I just don't like to feel the panic feelings, I smoke to increase my bravery and courage for tomorrow's type of pain, I plan to open my door so they don't have to knock on door, I hope everything will be smooth and fine, it's really sad but my life is like this. Everyday it's the same "if have any problems today", to think about whenever it's all over, like thinking of focusing on medicine, then suddenly it started all over again, I feel like it's stupid, why the lightness to throw happens, being a litterbug and caught is really suay in my opinion, it's really not fair if I get summoned, theres alot of tissue at level 1 for example, then it's definitely more than mine, like 2 to sweep while mine only 1 to sweep, it's really crazy thinking this way, I don't know how my heart can settle down.

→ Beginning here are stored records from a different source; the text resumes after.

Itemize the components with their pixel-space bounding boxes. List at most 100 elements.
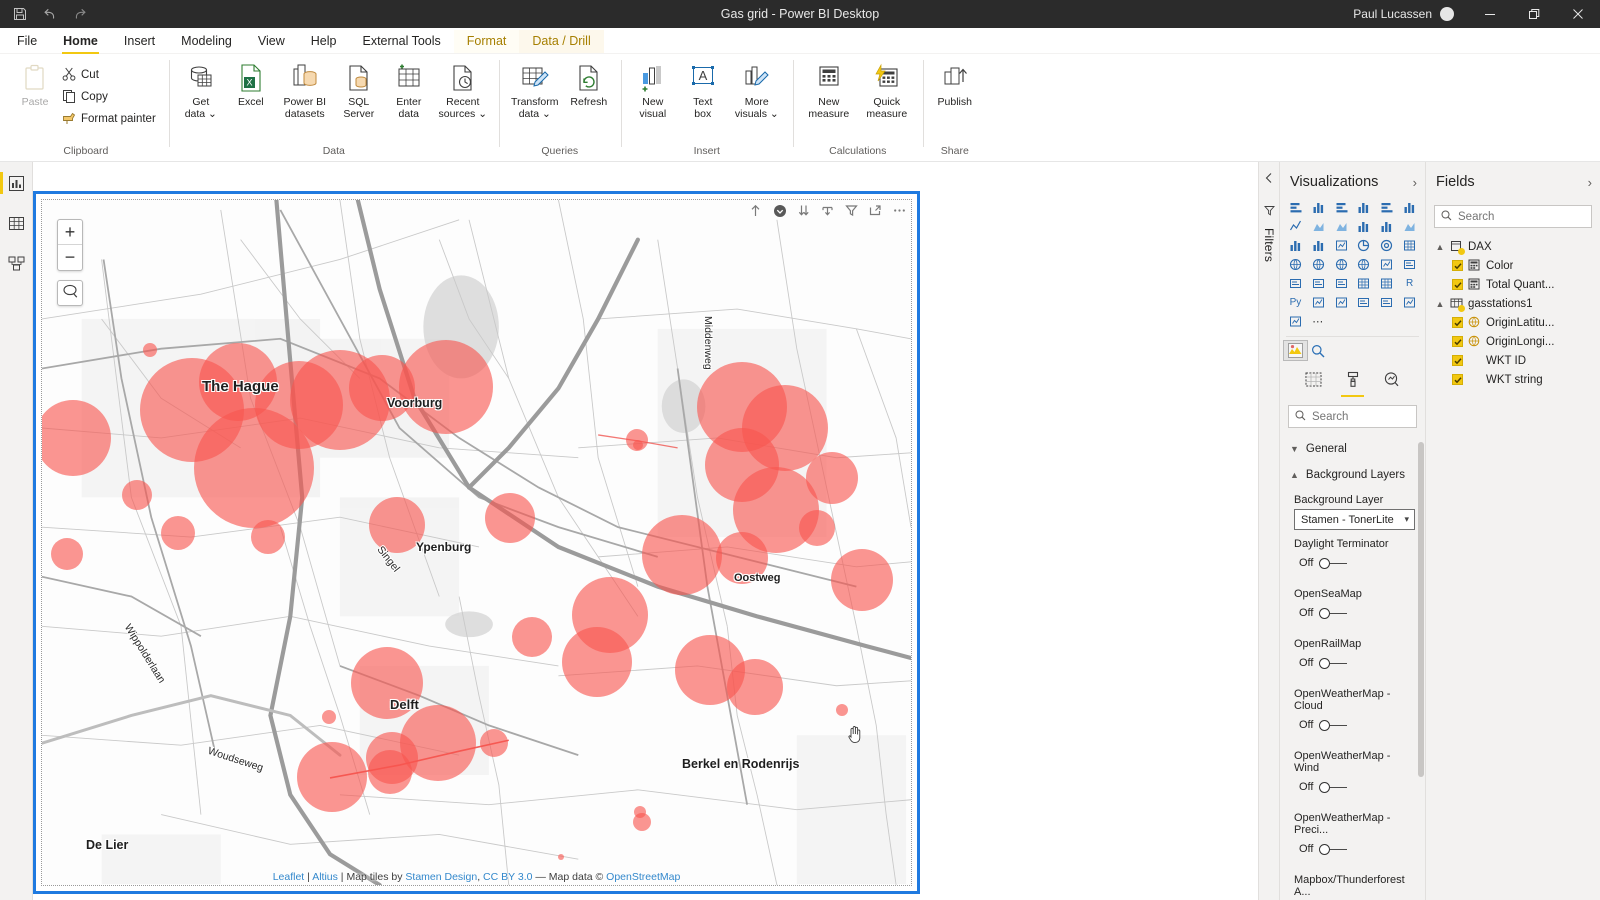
field-checkbox[interactable] [1452, 279, 1463, 290]
map-bubble[interactable] [251, 520, 285, 554]
tab-fields[interactable] [1301, 369, 1326, 397]
shape-map-chart-icon[interactable] [1330, 255, 1353, 274]
chevron-up-icon[interactable]: ▲ [1435, 242, 1445, 252]
map-bubble[interactable] [558, 854, 564, 860]
format-pane-scrollbar[interactable] [1418, 442, 1424, 837]
background-layer-select[interactable]: Stamen - TonerLite ▾ [1294, 509, 1415, 530]
filter-icon[interactable] [844, 203, 859, 218]
map-bubble[interactable] [161, 516, 195, 550]
drill-down-icon[interactable] [772, 203, 787, 218]
map-bubble[interactable] [485, 493, 535, 543]
minimize-icon[interactable] [1468, 0, 1512, 28]
clustered-column-chart-icon[interactable] [1353, 198, 1376, 217]
funnel-chart-icon[interactable] [1307, 236, 1330, 255]
stamen-link[interactable]: Stamen Design [405, 871, 477, 883]
tab-help[interactable]: Help [298, 30, 350, 53]
get-more-visuals-button[interactable] [1307, 341, 1330, 360]
smart-narrative-icon[interactable] [1284, 312, 1307, 331]
filters-pane-collapsed[interactable]: Filters [1259, 162, 1280, 900]
toggle-switch[interactable] [1319, 557, 1348, 569]
more-visuals-button[interactable]: More visuals ⌄ [728, 60, 786, 122]
tab-analytics[interactable] [1379, 368, 1404, 398]
decomposition-tree-icon[interactable] [1330, 293, 1353, 312]
field-item[interactable]: WKT string [1426, 370, 1600, 389]
stacked-column-chart-icon[interactable] [1307, 198, 1330, 217]
powerbi-datasets-button[interactable]: Power BI datasets [276, 60, 334, 122]
clustered-bar-chart-icon[interactable] [1330, 198, 1353, 217]
filter-icon[interactable] [1263, 205, 1275, 219]
100-stacked-bar-chart-icon[interactable] [1375, 198, 1398, 217]
tab-format[interactable] [1340, 368, 1365, 398]
treemap-chart-icon[interactable] [1398, 236, 1421, 255]
layer-toggle-row[interactable]: Off [1294, 777, 1415, 793]
map-bubble[interactable] [633, 813, 651, 831]
altius-map-visual-button[interactable] [1283, 340, 1308, 361]
tab-external-tools[interactable]: External Tools [349, 30, 453, 53]
stacked-area-chart-icon[interactable] [1330, 217, 1353, 236]
gauge-chart-icon[interactable] [1375, 255, 1398, 274]
zoom-in-button[interactable]: + [58, 220, 82, 245]
field-table-item[interactable]: ▲ DAX [1426, 237, 1600, 256]
collapse-visualizations-icon[interactable] [1264, 172, 1274, 187]
line-chart-icon[interactable] [1284, 217, 1307, 236]
toggle-switch[interactable] [1319, 607, 1348, 619]
leaflet-map[interactable]: The Hague Voorburg Ypenburg Delft Berkel en … [42, 200, 911, 885]
map-bubble[interactable] [143, 343, 157, 357]
tab-file[interactable]: File [4, 30, 50, 53]
100-stacked-column-chart-icon[interactable] [1398, 198, 1421, 217]
chevron-up-icon[interactable]: ▲ [1435, 299, 1445, 309]
focus-mode-icon[interactable] [748, 203, 763, 218]
format-sections-scroll[interactable]: ▼ General ▲ Background Layers Background… [1280, 436, 1425, 900]
layer-toggle-row[interactable]: Off [1294, 715, 1415, 731]
arcgis-map-icon[interactable] [1353, 255, 1376, 274]
layer-toggle-row[interactable]: Off [1294, 603, 1415, 619]
altius-link[interactable]: Altius [312, 871, 338, 883]
layer-toggle-row[interactable]: Off [1294, 553, 1415, 569]
r-script-visual-icon[interactable]: R [1398, 274, 1421, 293]
map-bubble[interactable] [369, 497, 425, 553]
tab-modeling[interactable]: Modeling [168, 30, 245, 53]
field-checkbox[interactable] [1452, 260, 1463, 271]
toggle-switch[interactable] [1319, 843, 1348, 855]
new-measure-button[interactable]: New measure [800, 60, 858, 122]
sidebar-item-model-view[interactable] [0, 250, 33, 276]
map-bubble[interactable] [799, 510, 835, 546]
layer-toggle-row[interactable]: Off [1294, 653, 1415, 669]
new-visual-button[interactable]: New visual [628, 60, 678, 122]
openstreetmap-link[interactable]: OpenStreetMap [606, 871, 680, 883]
sql-server-button[interactable]: SQL Server [334, 60, 384, 122]
slicer-visual-icon[interactable] [1330, 274, 1353, 293]
toggle-switch[interactable] [1319, 657, 1348, 669]
map-bubble[interactable] [368, 750, 412, 794]
python-visual-icon[interactable]: Py [1284, 293, 1307, 312]
ribbon-chart-icon[interactable] [1398, 217, 1421, 236]
sidebar-item-data-view[interactable] [0, 210, 33, 236]
user-name[interactable]: Paul Lucassen [1353, 7, 1440, 21]
cut-button[interactable]: Cut [60, 64, 162, 86]
map-chart-icon[interactable] [1284, 255, 1307, 274]
close-icon[interactable] [1556, 0, 1600, 28]
map-zoom-control[interactable]: + − [57, 219, 83, 271]
map-bubble[interactable] [51, 538, 83, 570]
fields-search-box[interactable] [1434, 205, 1592, 228]
map-bubble[interactable] [836, 704, 848, 716]
table-visual-icon[interactable] [1353, 274, 1376, 293]
redo-icon[interactable] [72, 6, 88, 22]
line-stacked-column-chart-icon[interactable] [1353, 217, 1376, 236]
donut-chart-icon[interactable] [1375, 236, 1398, 255]
lasso-select-button[interactable] [57, 280, 83, 306]
refresh-button[interactable]: Refresh [564, 60, 614, 110]
format-search-box[interactable] [1288, 405, 1417, 428]
kpi-visual-icon[interactable] [1307, 274, 1330, 293]
save-icon[interactable] [12, 6, 28, 22]
paginated-report-icon[interactable] [1375, 293, 1398, 312]
stacked-bar-chart-icon[interactable] [1284, 198, 1307, 217]
tab-data-drill[interactable]: Data / Drill [519, 30, 604, 53]
restore-icon[interactable] [1512, 0, 1556, 28]
map-bubble[interactable] [480, 729, 508, 757]
chevron-right-icon[interactable]: › [1588, 175, 1592, 190]
sidebar-item-report-view[interactable] [0, 170, 33, 196]
field-table-item[interactable]: ▲ gasstations1 [1426, 294, 1600, 313]
tab-format[interactable]: Format [453, 30, 520, 53]
publish-button[interactable]: Publish [930, 60, 980, 110]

The number of readers on previous post are 7, I wonder who's at attention about my life but quiet about it, why people don't get bored anyway if I write the same thing over and over again.
I wonder when I will start learning Iqra again, because on TikTok or Facebook Videos sometimes it's about Iqra Live then I watch it anyway, to keep myself remembering how to say Iqra. It's really going to be 38.5 years old maybe, because next year I will O level, it can't be that I will still be learning Iqra, it's definitely the end. I don't know why I don't get a Soldier job, then it's probably after Degree, haha, I really don't know. As I thought will become I.M.H doctor as story of doctor is like that? I think they just created me ambitious and good feelings for nothing, like just playing my heart as I'm too ambitious for a high status in life. Don't know why nobody contact me like worry about litterbug matter, people really let me be thinking and stress about it. I'm so sad if it's going to be a summon, like my family should've given me money instead of paying for summon, but judging by how quick they went away, maybe it's a warning after all, it's just not nice feeling waiting like this, I hope they come again in the morning and I settle it quickly.
I remember in learning Psychology I will think back about my 2nd sister and her ex-husband, as I will become a psychic then I will discover whose fault is it too, its really a long time like 3 or 4 years long to become a psychic, even 5 years maybe, then don't know why I'm let to be growing up slowly like this, like leveling up so slowly, my exercises really put me in a nicer shape of arms, legs and backbody, I really want to level up in matter of my intelligence, I really have wasted so much peace like being a litterbug, it's really sad nobody settles it for me, as today I receive no calls from doctor to tell me it's settled. It's really madness like all alone in this, then I have to go through it, wonder why readers don't feel like comforting me at all, its just harsh my life, people are not caring but they care to read, then I dont know the reason of reading.